I don’t believe the recent global crises have created anxiety in us. The anxiety was already there. We’ve just been holding it under the surface, much like pushing a rubber ball under water. It takes a lot of effort, and as soon as you loosen your hold, it’ll pop up where you least expect it. This is how we’ve been dealing with anxiety and other emotional upheavals like stress and overwhelm.

Attention to recent events has made us release the ball of anxiety, and now we’re feeling it. It’s also keeping us up at night because most of us have never been taught how to deal with it. We’re suppressing it with pills, ignoring it through work or denying it by binging social media. What we’re not doing is using the tools available to us, tools that can bring us relief from the pressures of life.
Journaling, even in times of crisis, is a practice that can help us come to grips with our own internal reaction (namely anxiety) to external events. In their book Opening up by Writing It Down, Joshua M. Smyth and James W. Pennebaker, the pioneer who brought us expressive writing, argue that by writing about our emotional reaction to events we “fundamentally alter the way it is represented and understood in our minds”.

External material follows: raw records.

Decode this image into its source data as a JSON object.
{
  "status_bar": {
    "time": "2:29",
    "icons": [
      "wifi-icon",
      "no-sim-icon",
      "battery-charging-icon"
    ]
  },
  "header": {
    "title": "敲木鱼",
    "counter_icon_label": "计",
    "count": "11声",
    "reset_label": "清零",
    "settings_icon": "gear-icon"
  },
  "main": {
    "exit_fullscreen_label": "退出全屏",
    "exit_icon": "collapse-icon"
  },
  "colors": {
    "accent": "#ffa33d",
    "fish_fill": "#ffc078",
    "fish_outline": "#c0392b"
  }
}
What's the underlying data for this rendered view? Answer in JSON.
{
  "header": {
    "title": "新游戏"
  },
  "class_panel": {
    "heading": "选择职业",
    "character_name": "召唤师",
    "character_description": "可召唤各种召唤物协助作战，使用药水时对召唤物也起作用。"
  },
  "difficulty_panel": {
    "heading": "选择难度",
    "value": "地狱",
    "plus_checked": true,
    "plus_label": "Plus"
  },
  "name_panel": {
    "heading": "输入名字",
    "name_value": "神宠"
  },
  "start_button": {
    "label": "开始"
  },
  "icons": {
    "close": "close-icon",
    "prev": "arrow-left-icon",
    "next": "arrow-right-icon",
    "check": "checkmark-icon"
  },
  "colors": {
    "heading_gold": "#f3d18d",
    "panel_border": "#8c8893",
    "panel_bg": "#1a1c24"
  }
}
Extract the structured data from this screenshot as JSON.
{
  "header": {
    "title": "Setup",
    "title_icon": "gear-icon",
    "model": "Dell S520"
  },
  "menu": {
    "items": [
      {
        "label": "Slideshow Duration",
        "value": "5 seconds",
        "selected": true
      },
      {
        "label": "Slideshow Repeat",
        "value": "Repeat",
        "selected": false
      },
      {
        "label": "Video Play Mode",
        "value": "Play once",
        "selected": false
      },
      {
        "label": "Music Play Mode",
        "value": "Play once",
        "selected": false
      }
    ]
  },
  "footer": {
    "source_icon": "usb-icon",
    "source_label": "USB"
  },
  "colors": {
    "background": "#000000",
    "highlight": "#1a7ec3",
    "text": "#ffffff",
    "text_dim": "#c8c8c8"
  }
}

So, by giving anxiety form, we’re better able to acknowledge it, thus taking the first step toward understanding it for ourselves, in our own words. With understanding comes meaning and then insight. Through this process, we’re able to release some of the negative energy accompanying emotions like anxiety.

Effective journaling is never about venting. According to Pennebaker and Smyth just venting about Putin’s actions, for example, without reflecting on our own feelings is unhelpful and may leave us feeling even worse.
Nor is it about ruminating. Effective journaling affords a space to observe anxiety and feel its effect in the body. Writing slows us down enough so that we may become mindful of our inner world. Done regularly over time, and without criticizing our thoughts or feelings, we learn to sit with the physical sensation anxiety creates. The more we do it the less its intensity, which enables us to breathe through, challenge, talk to, and release it. Pennebaker and Smyth concur that when journaling is done to acknowledge and validate our anxiety we can experience “fewer nightmares, sleeping pills and bouts of insomnia”.
Sometimes some of us need psychotherapy or anti-anxiety meds. Sadly, these treatments aren’t always available. Journaling is just a pen and a sheet of paper away. Better yet, we could try journaling with a friend and afterwards talking about the process.
I created my guided group journaling circles and courses to bring together like-minded who wanted relief from the emotional upheavals that life can bring. What started as a one-off session has transformed into an international community of savvy men and women who journal monthly so that they too can sleep better at night.